Ugly loved three things in this world: fighting, eating garbage, and shall we say, love. The combination of these things combined with a life spent outside had their effect on Ugly.
To start with, he had only one eye, and where the other should have been was a gaping hole. He was also missing his ear on the same side, his left foot has appeared to have been badly broken at one time, and had healed at an unnatural angle, making him look like he was always turning the corner. His tail has long since been lost, leaving only the smallest stub, which he would constantly jerk and twitch. Ugly would have been a dark gray tabby striped-type, except for the sores covering his head, neck, even his shoulders with thick, yellowing scabs.
Every time someone saw Ugly there was the same reaction. “That’s one UGLY cat!!”
All the children were warned not to touch him, the adults threw rocks at him, hosed him down, squirted him when he tried to come in their homes, or shut his paws in the door when he would not leave.
Ugly always had the same reaction. If you turned the hose on him, he would stand there, getting soaked until you gave up and quit. If you threw things at him, he would curl his lanky body around feet in forgiveness. Whenever he spied children, he would come running meowing frantically and bump his head against their hands, begging for their love. If you ever picked him up he would immediately begin suckling on your shirt, earrings, whatever he could find.
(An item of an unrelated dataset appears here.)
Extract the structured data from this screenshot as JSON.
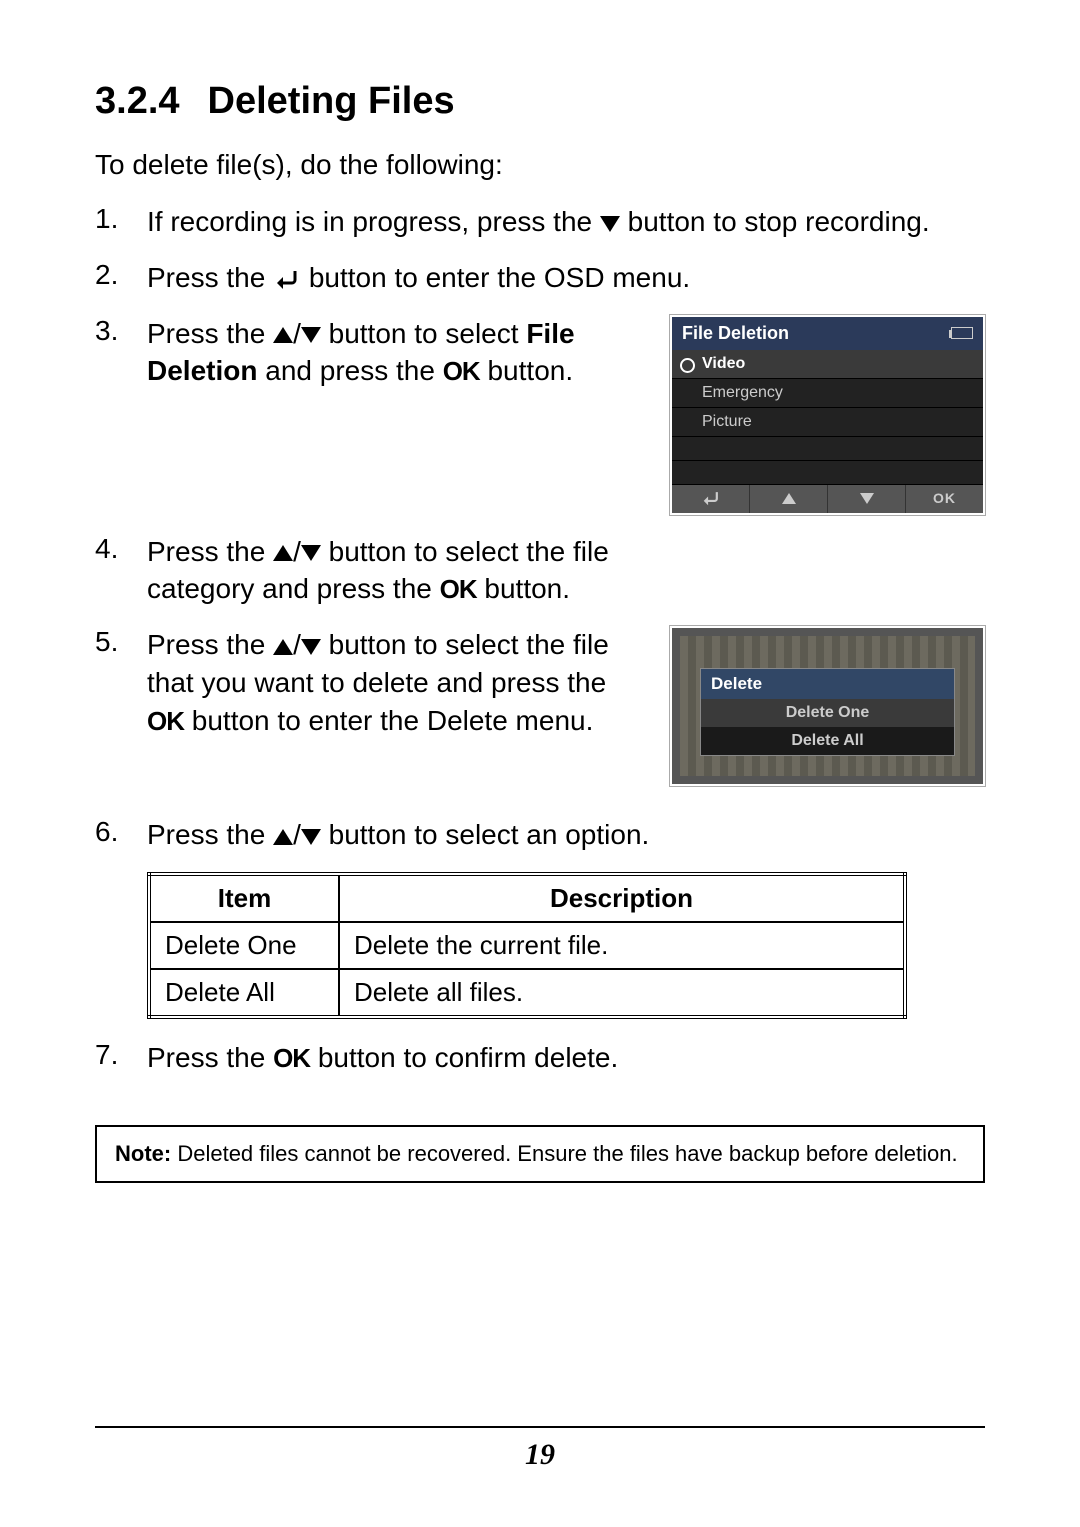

One day Ugly shared his love with the neighbors huskies. They did not respond kindly, and Ugly was badly mauled. From my apartment I could hear his screams, and I tried to rush to his aid. By the time I got to where he was laying, it was apparent Ugly’s sad life was almost at an end.
Ugly lay in a wet circle, his back legs and lower back twisted grossly out of shape, a gaping tear in the white strip of fur that ran down his front. As I picked him up and tried to carry him home I could hear him wheezing and gasping, and could feel him struggling. I must be hurting him terribly I thought.
Then I felt a familiar tugging, sucking sensation on my ear - Ugly, in so much pain, suffering and obviously dying was trying to suckle my ear. I pulled him closer to me, and he bumped the palm of my hand with his head, then he turned his one golden eye towards me, and I could hear the distinct sound of purring. Even in the greatest pain, that ugly battled-scarred cat was asking only for a little affection, perhaps some compassion.
At that moment I thought Ugly was the most beautiful, loving creature I had ever seen. Never once did he try to bite or scratch me, or even try to get away from me, or struggle in any way. Ugly just looked up at me completely trusting in me to relieve his pain.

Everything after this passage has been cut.